Some warning signs of abuse in the home or in a relationship include:
Pushing for quick involvement:
Comes on strong, claiming, “I’ve never felt loved like this by anyone.”Blaming others for problems or mistakes:
It’s always someone else’s fault when anything goes wrong.Making others responsible for his or her feelings:
The abuser says, “You make me angry,” instead of “I am angry,” or says, “You’re hurting me by not doing what I tell you.”Jealousy:
Excessively possessive; calls constantly or visits unexpectedly; prevents you from going to work because “you might meet someone.”
Unrealistic expectations:
Expects you to be the perfect mate and meet his or her every need.
Threats of violence:
Says things like, “I’ll break your neck,” or “I’ll kill you,” and then dismisses them with, “I didn’t really mean it.”
Past battering:
Admits to hitting a mate in the past, but says the person “made” him (or her) do it.
Rigid roles:
Expects you to serve, obey and remain at home.
Hypersensitivity:
Is easily insulted, claiming hurt feelings when he or she is really mad.
Controlling Behavior:
Interrogates you intensely (especially if you’re late) about whom you talked to and where you were; keeps all the money; insists you ask permission to do anything.
Verbal abuse:
Constantly criticizes or says blatantly cruel, hurtful things, degrades, curses, calls you ugly names.
Sudden mood swings:
Switches from sweet to violent in minutes.
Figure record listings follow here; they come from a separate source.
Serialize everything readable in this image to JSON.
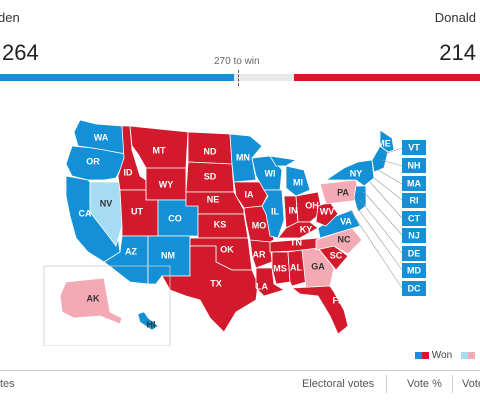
{
  "header": {
    "left_candidate": "den",
    "right_candidate": "Donald",
    "left_votes": "264",
    "right_votes": "214",
    "win_label": "270 to win"
  },
  "colors": {
    "dem_won": "#1490d6",
    "rep_won": "#d31a2c",
    "dem_leading": "#a6dcf2",
    "rep_leading": "#f4aab4",
    "neutral": "#e8e8e8"
  },
  "map": {
    "states": {
      "WA": "WA",
      "OR": "OR",
      "CA": "CA",
      "NV": "NV",
      "ID": "ID",
      "MT": "MT",
      "WY": "WY",
      "UT": "UT",
      "AZ": "AZ",
      "CO": "CO",
      "NM": "NM",
      "ND": "ND",
      "SD": "SD",
      "NE": "NE",
      "KS": "KS",
      "OK": "OK",
      "TX": "TX",
      "MN": "MN",
      "IA": "IA",
      "MO": "MO",
      "AR": "AR",
      "LA": "LA",
      "WI": "WI",
      "IL": "IL",
      "MI": "MI",
      "IN": "IN",
      "OH": "OH",
      "KY": "KY",
      "TN": "TN",
      "MS": "MS",
      "AL": "AL",
      "GA": "GA",
      "FL": "FL",
      "SC": "SC",
      "NC": "NC",
      "VA": "VA",
      "WV": "WV",
      "PA": "PA",
      "NY": "NY",
      "ME": "ME",
      "AK": "AK",
      "HI": "HI"
    },
    "boxes": [
      "VT",
      "NH",
      "MA",
      "RI",
      "CT",
      "NJ",
      "DE",
      "MD",
      "DC"
    ]
  },
  "legend": {
    "won_label": "Won"
  },
  "table": {
    "col_states": "tes",
    "col_electoral": "Electoral votes",
    "col_vote_pct": "Vote %",
    "col_vote": "Vote"
  }
}
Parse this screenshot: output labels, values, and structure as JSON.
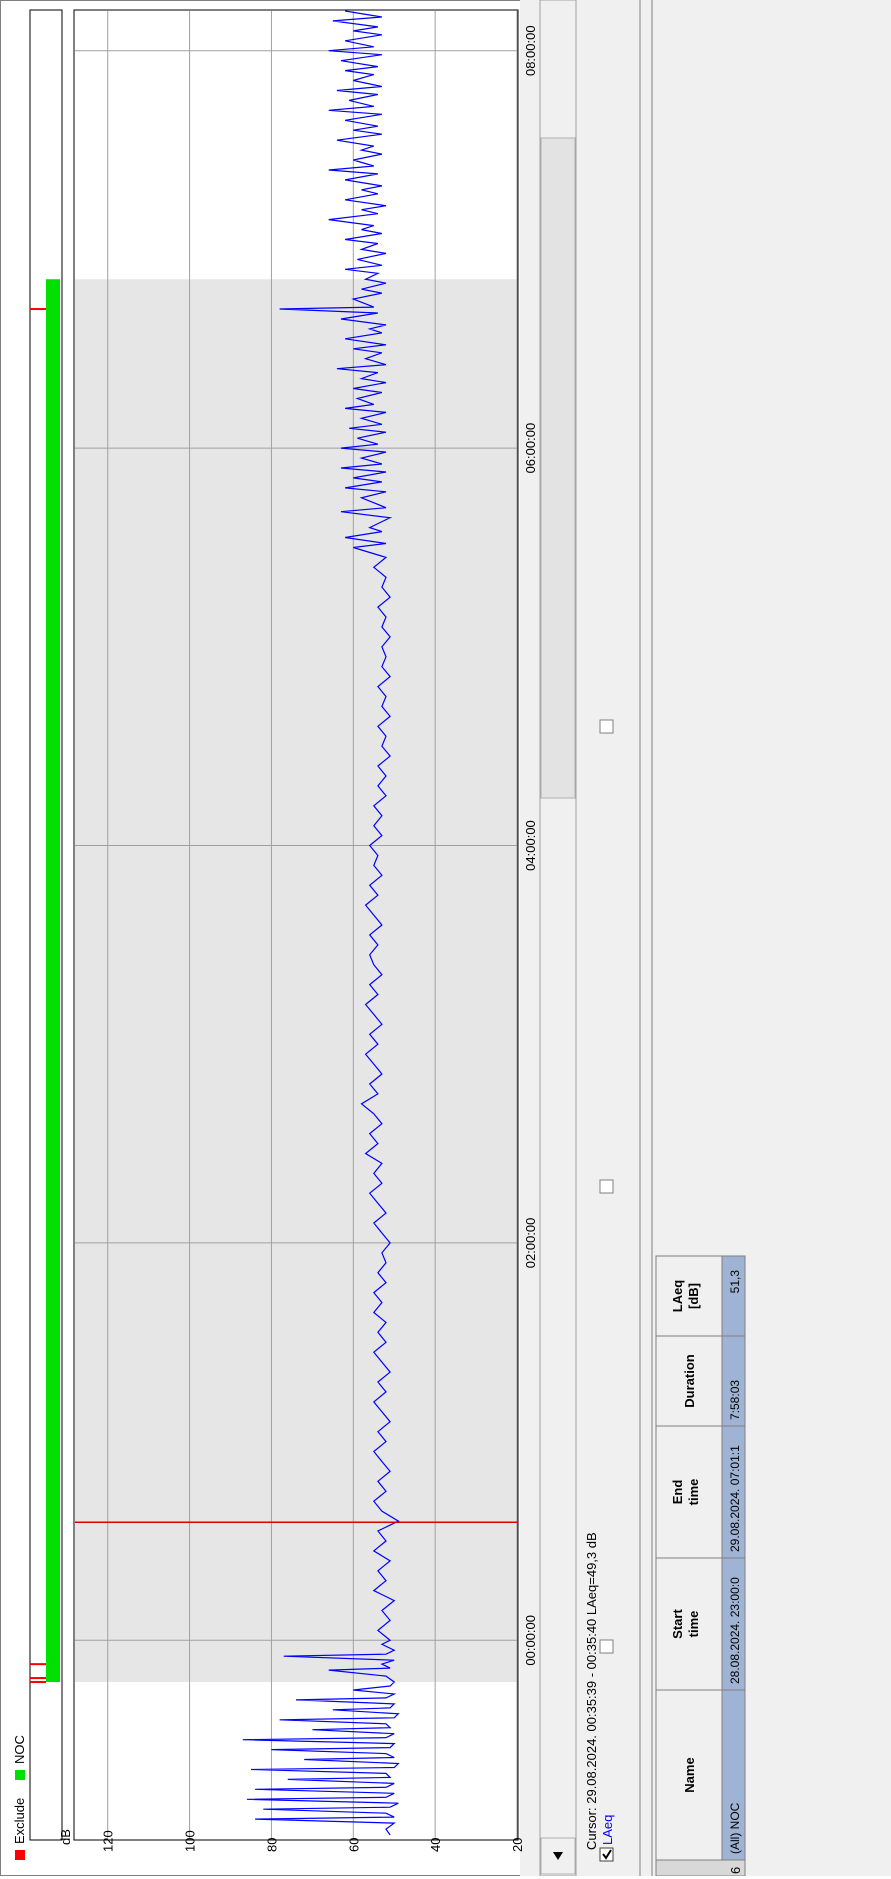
{
  "legend": {
    "items": [
      {
        "label": "Exclude",
        "color": "#ff0000"
      },
      {
        "label": "NOC",
        "color": "#00e000"
      }
    ]
  },
  "cursor_readout": "Cursor: 29.08.2024. 00:35:39 - 00:35:40  LAeq=49,3 dB",
  "series_checkbox_label": "LAeq",
  "table": {
    "headers": [
      "Name",
      "Start time",
      "End time",
      "Duration",
      "LAeq [dB]"
    ],
    "rows": [
      {
        "index": "6",
        "cells": [
          "(All) NOC",
          "28.08.2024. 23:00:0",
          "29.08.2024. 07:01:1",
          "7:58:03",
          "51,3"
        ]
      }
    ]
  },
  "colors": {
    "trace": "#0000ff",
    "cursor": "#dd0000",
    "noc_band": "#00e000",
    "exclude_marker": "#ff0000",
    "shaded_period": "#e6e6e6"
  },
  "chart_data": {
    "type": "line",
    "title": "",
    "xlabel": "",
    "ylabel": "dB",
    "ylim": [
      20,
      128
    ],
    "yticks": [
      20,
      40,
      60,
      80,
      100,
      120
    ],
    "x_ticks": [
      "00:00:00",
      "02:00:00",
      "04:00:00",
      "06:00:00",
      "08:00:00"
    ],
    "x_range_hours": [
      -1.0,
      8.2
    ],
    "cursor_time_hours": 0.594,
    "noc_period_hours": [
      -0.21,
      6.85
    ],
    "exclude_markers_hours": [
      -0.21,
      -0.19,
      -0.12,
      6.7
    ],
    "grid": true,
    "series": [
      {
        "name": "LAeq",
        "points": [
          [
            -0.98,
            51
          ],
          [
            -0.95,
            52
          ],
          [
            -0.92,
            50
          ],
          [
            -0.9,
            84
          ],
          [
            -0.89,
            50
          ],
          [
            -0.87,
            52
          ],
          [
            -0.85,
            82
          ],
          [
            -0.84,
            51
          ],
          [
            -0.82,
            49
          ],
          [
            -0.8,
            86
          ],
          [
            -0.79,
            52
          ],
          [
            -0.77,
            50
          ],
          [
            -0.75,
            84
          ],
          [
            -0.74,
            52
          ],
          [
            -0.72,
            50
          ],
          [
            -0.7,
            76
          ],
          [
            -0.69,
            51
          ],
          [
            -0.67,
            52
          ],
          [
            -0.65,
            85
          ],
          [
            -0.64,
            50
          ],
          [
            -0.62,
            49
          ],
          [
            -0.6,
            72
          ],
          [
            -0.59,
            50
          ],
          [
            -0.57,
            52
          ],
          [
            -0.55,
            80
          ],
          [
            -0.54,
            51
          ],
          [
            -0.52,
            50
          ],
          [
            -0.5,
            87
          ],
          [
            -0.49,
            52
          ],
          [
            -0.47,
            50
          ],
          [
            -0.45,
            70
          ],
          [
            -0.44,
            51
          ],
          [
            -0.42,
            52
          ],
          [
            -0.4,
            78
          ],
          [
            -0.39,
            50
          ],
          [
            -0.37,
            49
          ],
          [
            -0.35,
            65
          ],
          [
            -0.34,
            51
          ],
          [
            -0.32,
            50
          ],
          [
            -0.3,
            74
          ],
          [
            -0.29,
            52
          ],
          [
            -0.27,
            50
          ],
          [
            -0.25,
            60
          ],
          [
            -0.23,
            51
          ],
          [
            -0.21,
            50
          ],
          [
            -0.18,
            52
          ],
          [
            -0.15,
            66
          ],
          [
            -0.14,
            51
          ],
          [
            -0.12,
            53
          ],
          [
            -0.1,
            50
          ],
          [
            -0.08,
            77
          ],
          [
            -0.07,
            52
          ],
          [
            -0.05,
            50
          ],
          [
            -0.02,
            53
          ],
          [
            0.0,
            51
          ],
          [
            0.05,
            54
          ],
          [
            0.1,
            51
          ],
          [
            0.15,
            53
          ],
          [
            0.2,
            50
          ],
          [
            0.25,
            55
          ],
          [
            0.3,
            52
          ],
          [
            0.35,
            54
          ],
          [
            0.4,
            51
          ],
          [
            0.45,
            55
          ],
          [
            0.5,
            52
          ],
          [
            0.55,
            54
          ],
          [
            0.6,
            49
          ],
          [
            0.65,
            53
          ],
          [
            0.7,
            55
          ],
          [
            0.75,
            52
          ],
          [
            0.8,
            54
          ],
          [
            0.85,
            51
          ],
          [
            0.9,
            53
          ],
          [
            0.95,
            55
          ],
          [
            1.0,
            52
          ],
          [
            1.05,
            54
          ],
          [
            1.1,
            51
          ],
          [
            1.15,
            53
          ],
          [
            1.2,
            55
          ],
          [
            1.25,
            52
          ],
          [
            1.3,
            54
          ],
          [
            1.35,
            51
          ],
          [
            1.4,
            53
          ],
          [
            1.45,
            55
          ],
          [
            1.5,
            52
          ],
          [
            1.55,
            54
          ],
          [
            1.6,
            52
          ],
          [
            1.65,
            55
          ],
          [
            1.7,
            53
          ],
          [
            1.75,
            55
          ],
          [
            1.8,
            52
          ],
          [
            1.85,
            54
          ],
          [
            1.9,
            52
          ],
          [
            1.95,
            53
          ],
          [
            2.0,
            51
          ],
          [
            2.05,
            53
          ],
          [
            2.1,
            55
          ],
          [
            2.15,
            52
          ],
          [
            2.2,
            54
          ],
          [
            2.25,
            56
          ],
          [
            2.3,
            53
          ],
          [
            2.35,
            55
          ],
          [
            2.4,
            53
          ],
          [
            2.45,
            57
          ],
          [
            2.5,
            54
          ],
          [
            2.55,
            56
          ],
          [
            2.6,
            53
          ],
          [
            2.65,
            55
          ],
          [
            2.7,
            58
          ],
          [
            2.75,
            54
          ],
          [
            2.8,
            56
          ],
          [
            2.85,
            53
          ],
          [
            2.9,
            55
          ],
          [
            2.95,
            57
          ],
          [
            3.0,
            54
          ],
          [
            3.05,
            56
          ],
          [
            3.1,
            53
          ],
          [
            3.15,
            55
          ],
          [
            3.2,
            57
          ],
          [
            3.25,
            54
          ],
          [
            3.3,
            56
          ],
          [
            3.35,
            53
          ],
          [
            3.4,
            55
          ],
          [
            3.45,
            56
          ],
          [
            3.5,
            54
          ],
          [
            3.55,
            56
          ],
          [
            3.6,
            53
          ],
          [
            3.65,
            55
          ],
          [
            3.7,
            57
          ],
          [
            3.75,
            54
          ],
          [
            3.8,
            56
          ],
          [
            3.85,
            53
          ],
          [
            3.9,
            55
          ],
          [
            3.95,
            54
          ],
          [
            4.0,
            56
          ],
          [
            4.05,
            53
          ],
          [
            4.1,
            55
          ],
          [
            4.15,
            53
          ],
          [
            4.2,
            55
          ],
          [
            4.25,
            52
          ],
          [
            4.3,
            54
          ],
          [
            4.35,
            52
          ],
          [
            4.4,
            54
          ],
          [
            4.45,
            51
          ],
          [
            4.5,
            53
          ],
          [
            4.55,
            52
          ],
          [
            4.6,
            54
          ],
          [
            4.65,
            51
          ],
          [
            4.7,
            53
          ],
          [
            4.75,
            52
          ],
          [
            4.8,
            54
          ],
          [
            4.85,
            51
          ],
          [
            4.9,
            53
          ],
          [
            4.95,
            52
          ],
          [
            5.0,
            53
          ],
          [
            5.05,
            51
          ],
          [
            5.1,
            53
          ],
          [
            5.15,
            52
          ],
          [
            5.2,
            54
          ],
          [
            5.25,
            51
          ],
          [
            5.3,
            53
          ],
          [
            5.35,
            52
          ],
          [
            5.4,
            55
          ],
          [
            5.45,
            52
          ],
          [
            5.5,
            60
          ],
          [
            5.52,
            52
          ],
          [
            5.55,
            62
          ],
          [
            5.58,
            53
          ],
          [
            5.6,
            56
          ],
          [
            5.65,
            51
          ],
          [
            5.68,
            63
          ],
          [
            5.7,
            52
          ],
          [
            5.75,
            58
          ],
          [
            5.78,
            52
          ],
          [
            5.8,
            62
          ],
          [
            5.83,
            53
          ],
          [
            5.85,
            60
          ],
          [
            5.88,
            52
          ],
          [
            5.9,
            63
          ],
          [
            5.92,
            53
          ],
          [
            5.95,
            58
          ],
          [
            5.98,
            52
          ],
          [
            6.0,
            63
          ],
          [
            6.02,
            54
          ],
          [
            6.05,
            59
          ],
          [
            6.08,
            52
          ],
          [
            6.1,
            61
          ],
          [
            6.12,
            53
          ],
          [
            6.15,
            58
          ],
          [
            6.18,
            52
          ],
          [
            6.2,
            62
          ],
          [
            6.22,
            55
          ],
          [
            6.25,
            59
          ],
          [
            6.28,
            53
          ],
          [
            6.3,
            60
          ],
          [
            6.33,
            52
          ],
          [
            6.35,
            58
          ],
          [
            6.38,
            54
          ],
          [
            6.4,
            64
          ],
          [
            6.42,
            52
          ],
          [
            6.45,
            57
          ],
          [
            6.48,
            53
          ],
          [
            6.5,
            60
          ],
          [
            6.52,
            52
          ],
          [
            6.55,
            62
          ],
          [
            6.58,
            53
          ],
          [
            6.6,
            56
          ],
          [
            6.62,
            52
          ],
          [
            6.65,
            63
          ],
          [
            6.68,
            54
          ],
          [
            6.7,
            78
          ],
          [
            6.71,
            55
          ],
          [
            6.75,
            60
          ],
          [
            6.78,
            53
          ],
          [
            6.8,
            58
          ],
          [
            6.83,
            52
          ],
          [
            6.85,
            57
          ],
          [
            6.88,
            54
          ],
          [
            6.9,
            62
          ],
          [
            6.92,
            53
          ],
          [
            6.95,
            59
          ],
          [
            6.98,
            52
          ],
          [
            7.0,
            58
          ],
          [
            7.03,
            54
          ],
          [
            7.05,
            62
          ],
          [
            7.08,
            53
          ],
          [
            7.1,
            58
          ],
          [
            7.12,
            55
          ],
          [
            7.15,
            66
          ],
          [
            7.18,
            54
          ],
          [
            7.2,
            58
          ],
          [
            7.22,
            52
          ],
          [
            7.25,
            62
          ],
          [
            7.28,
            54
          ],
          [
            7.3,
            58
          ],
          [
            7.32,
            53
          ],
          [
            7.35,
            62
          ],
          [
            7.38,
            54
          ],
          [
            7.4,
            66
          ],
          [
            7.42,
            55
          ],
          [
            7.45,
            60
          ],
          [
            7.48,
            53
          ],
          [
            7.5,
            58
          ],
          [
            7.52,
            55
          ],
          [
            7.55,
            64
          ],
          [
            7.58,
            53
          ],
          [
            7.6,
            60
          ],
          [
            7.62,
            54
          ],
          [
            7.65,
            62
          ],
          [
            7.68,
            53
          ],
          [
            7.7,
            66
          ],
          [
            7.72,
            55
          ],
          [
            7.75,
            61
          ],
          [
            7.78,
            54
          ],
          [
            7.8,
            64
          ],
          [
            7.82,
            53
          ],
          [
            7.85,
            60
          ],
          [
            7.88,
            55
          ],
          [
            7.9,
            62
          ],
          [
            7.92,
            54
          ],
          [
            7.95,
            63
          ],
          [
            7.98,
            53
          ],
          [
            8.0,
            66
          ],
          [
            8.02,
            55
          ],
          [
            8.05,
            62
          ],
          [
            8.08,
            53
          ],
          [
            8.1,
            60
          ],
          [
            8.12,
            54
          ],
          [
            8.15,
            65
          ],
          [
            8.17,
            53
          ],
          [
            8.2,
            62
          ]
        ]
      }
    ]
  }
}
Controlling behaviors using social media or technology:
Cyberstalking and creeping your online profile.
Use of force during sex:
Enjoys throwing you down or holding you down against your will during sex.
Cruelty to animals or children:
Kills or punishes animals brutally. Also, may expect children to do things that are far beyond their ability (whips a 3-year-old for wetting a diaper) or may tease them until they cry.